JPL pioneered the Atmospheric Infrared Sounder (AIRS) spacecraft, which, under the direction of the late JPL Chief Scientist Mustafa Chahine, reported the association between atmospheric carbon dioxide plumes and their direct link to coal-burning power plants on the Earth. This work was so significant that it was presented to Congress by former Vice President Al Gore. JPL currently manages the AIRS follow-on activity, the Orbiting Carbon Observatory. (Anyone can see the AIRS and OCO data at http://airs.jpl.nasa.gov/ and http://oco.jpl.nasa.gov/).

Would Caltech cower to Trump?

Through its history of managing JPL, Caltech as always been a willing supplicant to federal directives. During the McCarthy era, JPL’s first director, Theodore Von Karman, was harassed repeatedly, without Caltech support, for his youthful association with revolutionary activity in Hungary, his country of origin. Von Karman was the brains behind the Jet Assisted Take Off (JATO) rockets that enabled American aircraft to fly from aircraft carriers in the Pacific to bomb the Japanese heartland. Caltech also failed to support JPL’s second director, Frank Malina, when he was accused by witch hunters of the post-World War II period for his political activity while a Caltech student years earlier. Malina pioneered the Army’s WAC corporal rocket program, which first launched scientific payloads into the stratosphere. Malina fled to France where he lived in exile until his death in 1981.

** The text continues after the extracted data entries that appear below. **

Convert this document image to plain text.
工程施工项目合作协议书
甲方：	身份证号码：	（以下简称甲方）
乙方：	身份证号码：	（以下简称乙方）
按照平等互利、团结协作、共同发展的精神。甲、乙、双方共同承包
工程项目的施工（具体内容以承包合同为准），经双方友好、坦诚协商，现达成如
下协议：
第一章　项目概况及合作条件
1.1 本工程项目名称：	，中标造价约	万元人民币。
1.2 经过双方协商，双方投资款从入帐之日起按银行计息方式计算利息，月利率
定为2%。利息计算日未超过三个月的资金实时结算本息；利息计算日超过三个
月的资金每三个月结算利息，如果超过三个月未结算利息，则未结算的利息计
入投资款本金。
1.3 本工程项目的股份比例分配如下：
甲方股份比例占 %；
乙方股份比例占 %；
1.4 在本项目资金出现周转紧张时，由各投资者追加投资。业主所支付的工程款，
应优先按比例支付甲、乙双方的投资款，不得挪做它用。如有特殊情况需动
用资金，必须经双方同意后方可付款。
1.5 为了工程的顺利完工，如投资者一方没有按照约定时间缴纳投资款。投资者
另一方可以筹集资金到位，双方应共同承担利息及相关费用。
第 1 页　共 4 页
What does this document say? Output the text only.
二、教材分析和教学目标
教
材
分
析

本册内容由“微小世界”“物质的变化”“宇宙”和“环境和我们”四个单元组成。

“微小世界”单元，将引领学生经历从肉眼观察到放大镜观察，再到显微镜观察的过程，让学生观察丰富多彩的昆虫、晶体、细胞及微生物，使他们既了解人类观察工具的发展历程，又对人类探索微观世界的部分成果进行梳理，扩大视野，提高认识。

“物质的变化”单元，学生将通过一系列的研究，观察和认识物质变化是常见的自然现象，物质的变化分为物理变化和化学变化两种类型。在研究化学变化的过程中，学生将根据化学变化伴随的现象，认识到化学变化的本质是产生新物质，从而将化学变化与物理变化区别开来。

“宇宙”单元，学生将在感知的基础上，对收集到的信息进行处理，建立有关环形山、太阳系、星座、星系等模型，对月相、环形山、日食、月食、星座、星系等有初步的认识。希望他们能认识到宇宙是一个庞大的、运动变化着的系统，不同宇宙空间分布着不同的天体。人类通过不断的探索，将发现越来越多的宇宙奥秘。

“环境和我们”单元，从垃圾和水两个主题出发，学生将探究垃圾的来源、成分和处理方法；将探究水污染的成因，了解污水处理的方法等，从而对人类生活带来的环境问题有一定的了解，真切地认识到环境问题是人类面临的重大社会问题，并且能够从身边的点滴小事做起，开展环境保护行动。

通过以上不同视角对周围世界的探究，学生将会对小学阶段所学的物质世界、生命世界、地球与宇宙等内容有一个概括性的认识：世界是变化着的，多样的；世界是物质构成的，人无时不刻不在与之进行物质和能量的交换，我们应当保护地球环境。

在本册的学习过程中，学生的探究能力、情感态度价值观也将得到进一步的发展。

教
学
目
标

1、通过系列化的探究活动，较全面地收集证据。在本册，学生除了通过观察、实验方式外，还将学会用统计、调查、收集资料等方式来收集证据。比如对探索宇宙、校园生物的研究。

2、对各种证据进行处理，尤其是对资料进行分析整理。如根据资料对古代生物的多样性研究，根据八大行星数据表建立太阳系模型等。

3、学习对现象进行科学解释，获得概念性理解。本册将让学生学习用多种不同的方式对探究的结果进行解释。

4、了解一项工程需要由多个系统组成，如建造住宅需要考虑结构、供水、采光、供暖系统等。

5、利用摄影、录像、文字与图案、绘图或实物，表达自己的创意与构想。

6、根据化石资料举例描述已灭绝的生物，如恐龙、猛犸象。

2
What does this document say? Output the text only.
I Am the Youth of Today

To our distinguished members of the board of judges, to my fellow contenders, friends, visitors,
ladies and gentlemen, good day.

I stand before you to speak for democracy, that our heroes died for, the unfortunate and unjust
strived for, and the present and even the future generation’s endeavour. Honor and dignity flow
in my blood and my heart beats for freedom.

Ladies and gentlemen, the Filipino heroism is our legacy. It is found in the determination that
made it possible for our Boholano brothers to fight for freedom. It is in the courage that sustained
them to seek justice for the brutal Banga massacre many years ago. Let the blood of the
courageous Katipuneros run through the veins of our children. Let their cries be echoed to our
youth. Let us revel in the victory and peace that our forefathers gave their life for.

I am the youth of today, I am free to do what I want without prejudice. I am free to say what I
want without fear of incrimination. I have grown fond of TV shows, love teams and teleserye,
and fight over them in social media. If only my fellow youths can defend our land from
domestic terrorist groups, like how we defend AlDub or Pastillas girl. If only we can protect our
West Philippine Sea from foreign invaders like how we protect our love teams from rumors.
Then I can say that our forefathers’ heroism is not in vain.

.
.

Caltech’s subservience to federal witch hunters continued into the 21st century. Caltech even vindictively punished JPL employees long after the federal government had lost interest in them. In 2013, the National Labor Relations Board (NLRB) severely sanctioned Caltech for its persistent harassment of a group of employees, including myself, who opposed the Bush administration’s personal background snooping related to Homeland Security Presidential Directive No. 12. The NLRB judge categorically dismissed the testimony of Caltech managers stating, “I reject these excuses as created after the fact.”

JPL under UC management

If Brown’s sincere commitment to scientific inquiry free from witch hunts is to be realized in the Trump era, the incoming NASA administrator would have to transfer JPL management from Caltech to UC. This seems unlikely. If NASA refuses, the transfer still might be made through an act of Congress. This would require the efforts of local congressional representatives Adam Schiff and Judy Chu, who represent JPL and Caltech respectively. Both Schiff and Chu profess strong support for science-based climate change research with no political interference.

Brown can have his wish if Chu and Schiff take the initiative. 

Robert M. Nelson is an astrophysicist at the Planetary Science Institute. He is a United States delegate to the International Astronomical Union, a member of the American Astronomical Society, the American Geophysical Union and a NASA selected member of the Cassini Saturn Orbiter Mission. He is also a delegate to the California Democratic Party State Central Committee, a founding member of the Pasadena Foothills Democratic Club and was a delegate to the Democratic National Conventions in 1988, 1992 and 2016.